Sarah’s Health Notes: Thoughts on my brother’s last illness
When the father of a dear friend died some years back, we talked about the words we use – ‘death’, ‘dying’, ‘passing on’ and so on - and how they made us feel. Which was at best passive, but more a sense of being disconnected – totally cut off from people who had been with us all our lives.
I talked to others including the father of a small boy killed in a coach crash far from home. To help his mourning sister, they designated a particular star as his so she could look up on clear nights and see her brother’s star sparkling. The notion that the people we love go star travelling still comforts me – fanciful perhaps but a way of keeping some connection with the person who’s died and their place in the universe.
My younger brother Simon (above aged 16 months, with me nearly three) died very recently after months of pain and suffering from cancer and Parkinson’s disease with other complications. He was at home and we watched as this intensely strong vibrant person declined. It was very distressing, and increasingly took over our minds every hour of the day and often night. Now his children – they’re grown ups in their thirties but he always called them ‘the kids’ – and I are in that strange state swinging between relief that his suffering has ended and unruly emotions of all kinds, laced with deep tiredness both in our bodies and minds.
Realising that these chaotic feelings are frequent with everyone in our situation is helping me come to terms with them and accept them as a natural part of the process of bereavement and grief.
The charity Cruse Bereavement Care (cruse.org.uk, free helpline 0808-808 1677) has a section called Feelings when someone dies, which I identified with; they include shock, numbness and disbelief (very common but it seems counter-intuitive when you’ve known the inevitable outcome for over two years), guilt that I couldn't do more to salve the pain or his fear of dying, anger at things that weren’t done well (in my view) over the immediate past and before that, and dwelling on the negative things in the weeks leading up to his death.
Little things have helped such as going through old photos, like the one above, and seeing pictures throughout his life where he was well and doing what he loved – invariably outdoors and with his family and horses. Also fixing in my mind an image of him last autumn when he had a period of being in good shape. I see him in his plaid shirt and pink cord trousers (he had five pairs) making me coffee and laying out cakes from the village shop.
I also remember moments of great sweetness sitting by Simon’s bed, which was positioned by the garden door. One time I told him I was watching a blackbird on the lawn and he said it sometimes came in the door. The day he died a close friend told me to ‘keep hold of the blackbird’. Which I do.
Our family’s experience made me realise how bitterly sad the process must be for people who can’t visit family members dying in hospital, talk to them and hold their hands. Psychologist Sarah Lewis wrote to me recently offering suggestions for people in this situation. ‘The most important thing,’ she writes, ‘is to keep switching your attention away from what you can’t do to what you can do to help [the person and those around them].’
• Offer emotional care. Send cards expressing how much the person has meant to you, what you are grateful to them for and say you have let go of any grudges or resentments you were holding. [I would add to tell them you love them.] If you can, phone them and follow their lead about whether they want to laugh or cry that particular day. If they can get online, hold precious photos up to the screen and reminisce about good times.
• Be grateful to the people who are caring for them, whether it’s professionals or other family members. Resist the urge to correct them on how they should be doing it and instead tell them how much you appreciate them.

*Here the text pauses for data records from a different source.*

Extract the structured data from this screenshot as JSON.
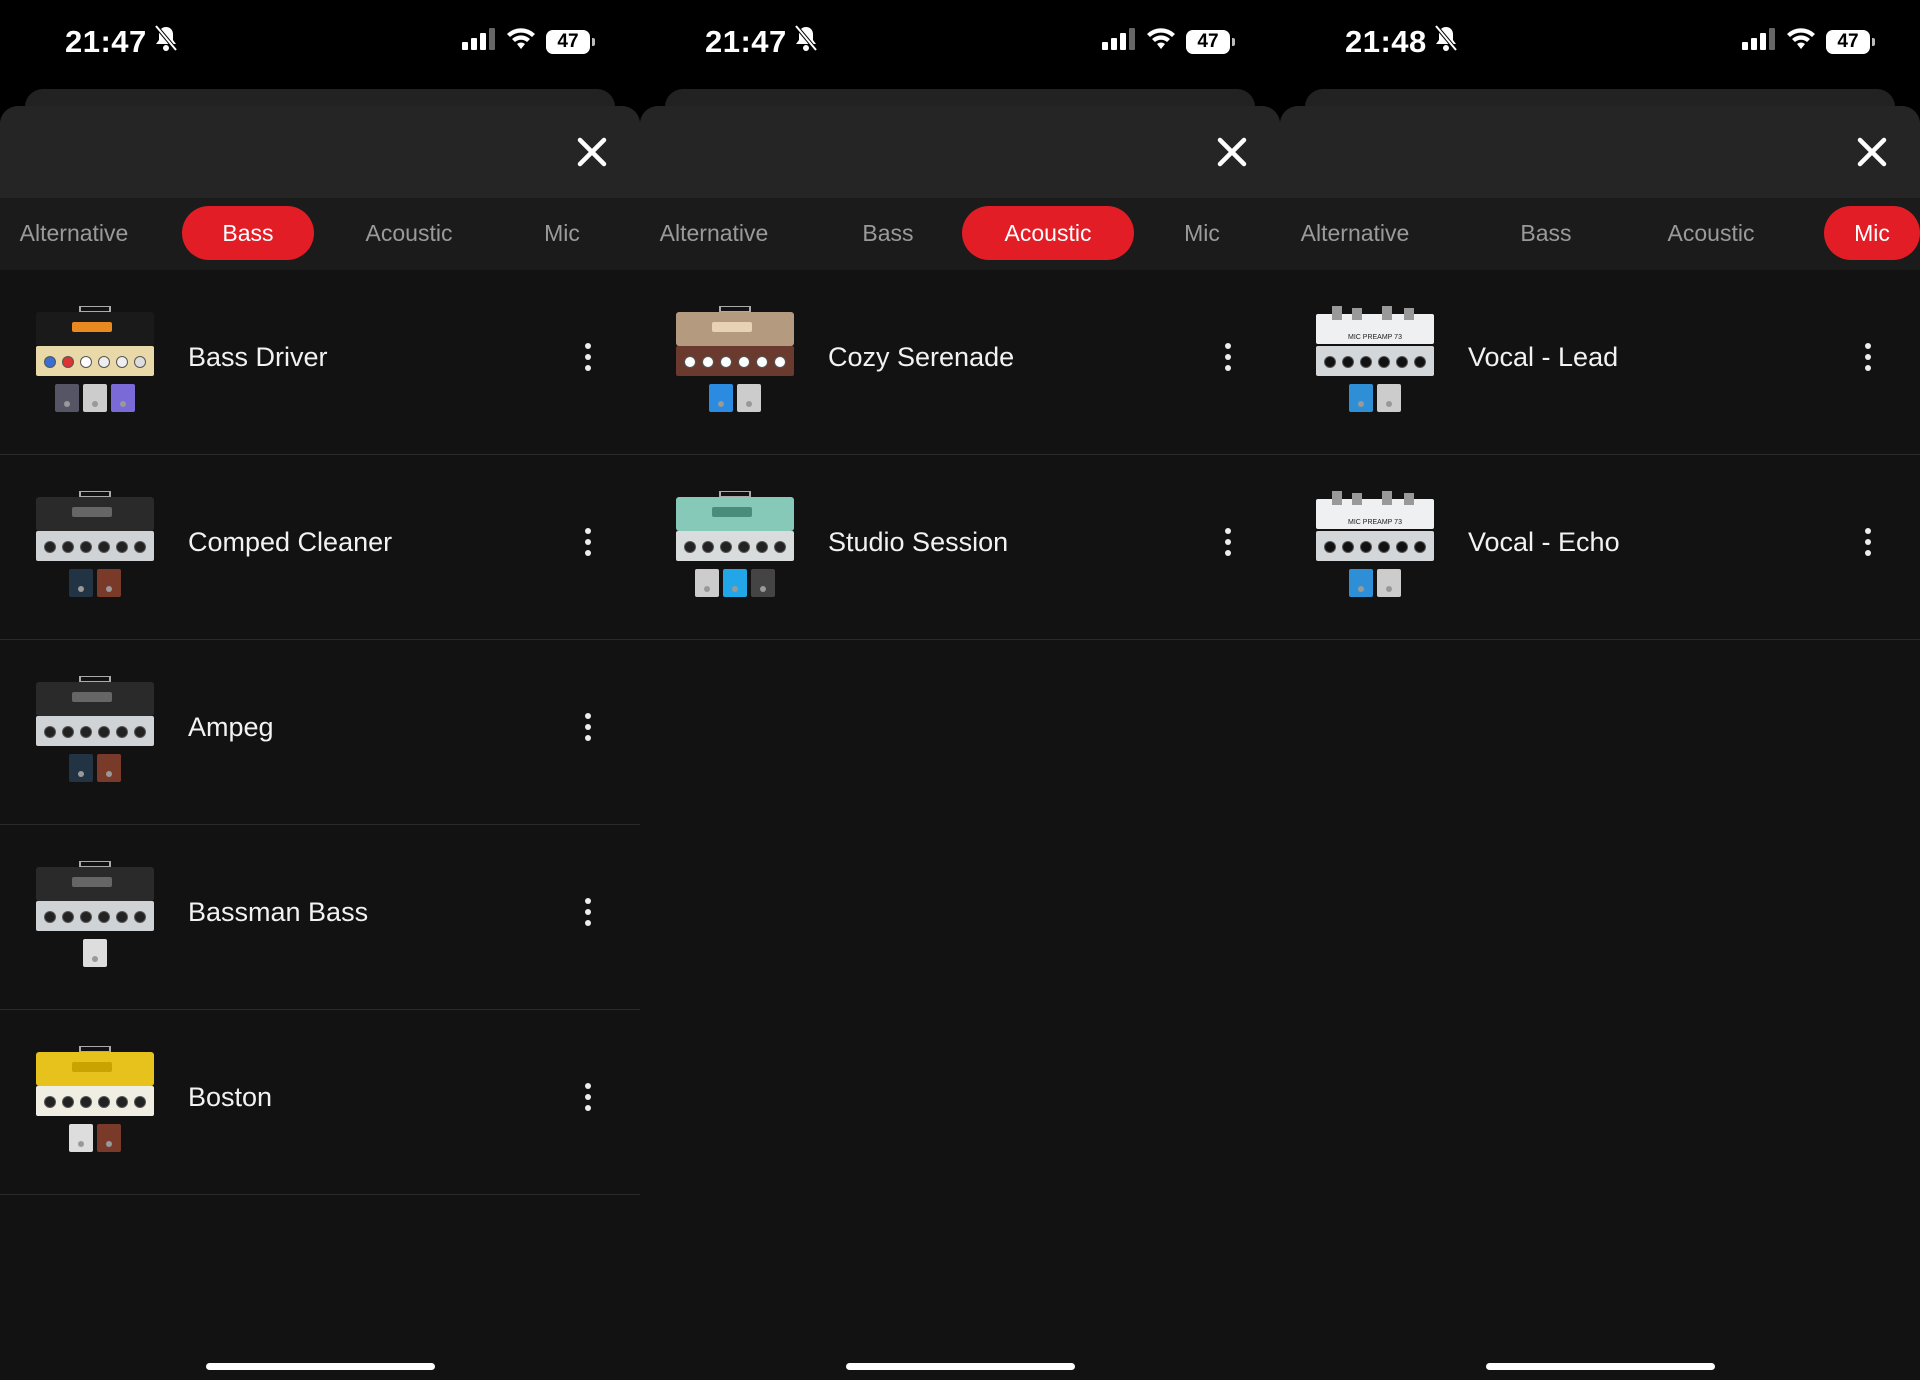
{
  "screens": [
    {
      "time": "21:47",
      "battery": "47",
      "tabs": [
        "Alternative",
        "Bass",
        "Acoustic",
        "Mic"
      ],
      "active_tab": "Bass",
      "presets": [
        "Bass Driver",
        "Comped Cleaner",
        "Ampeg",
        "Bassman Bass",
        "Boston"
      ]
    },
    {
      "time": "21:47",
      "battery": "47",
      "tabs": [
        "Alternative",
        "Bass",
        "Acoustic",
        "Mic"
      ],
      "active_tab": "Acoustic",
      "presets": [
        "Cozy Serenade",
        "Studio Session"
      ]
    },
    {
      "time": "21:48",
      "battery": "47",
      "tabs": [
        "Alternative",
        "Bass",
        "Acoustic",
        "Mic"
      ],
      "active_tab": "Mic",
      "presets": [
        "Vocal - Lead",
        "Vocal - Echo"
      ]
    }
  ],
  "colors": {
    "accent": "#e21d26",
    "background": "#121212",
    "header": "#252525",
    "tab_bar": "#1b1b1b"
  },
  "icons": [
    "bell-off-icon",
    "signal-icon",
    "wifi-icon",
    "battery-icon",
    "close-icon",
    "more-vertical-icon",
    "amp-thumbnail"
  ]
}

• You can’t make them better but you may be able to help them live better until the end. Send their favourite foodie treat (or drink – some hospices are renowned for their cocktail hour), a pretty nightie or fab PJs, a picture or photo that means something to them. If there is time, you could make a memory book. [My nephew stuck photos and children’s coloured drawings up on pin boards his father could see from his bed and it cheered everyone).
• Look after yourself and other family members. You may not be able to offer a physical shoulder to cry on or hand to hold but you can ‘keep in touch’ by phone or screen. Don't forget you may need to cry too. [I howled at close friends a few times – it wasn't so much the Big Thing of my brother dying but the smaller pains and ills he endured that affected me most.]
• Make the funeral as beautiful as possible. We are all limited on numbers at the moment but you can make it digitally available worldwide. [My niece and nephew used Obitus.com, which worked pretty well. Also, we are planning a huge thanksgiving celebration of his life when lockdown is over.]
• Lastly, know that you did everything you could, as well as you could. It may not feel enough but it was the best you could do in the circumstances. ‘So go easy on yourself, forgive yourself and others,’ concludes Sarah Lewis.
Two more things: Marie Curie, who organised nurses at night for my brother, run a bereavement counselling service; find details here.
Secondly, I bulk buy the book Grief Works: Stories of Life, Death and Surviving by psychotherapist Julia Samuel, who specialises in bereavement. In this infinitely compassionate guide, Julia takes readers by the hand through sections about our different relationships to the person who’s died: partner, parent, sibling, child as well as facing your own death. As she says, ‘we must find a way of living with a reality that we don’t want to be true’. I believe that will come in time from acknowledging and absorbing what’s happened and finding peace with it.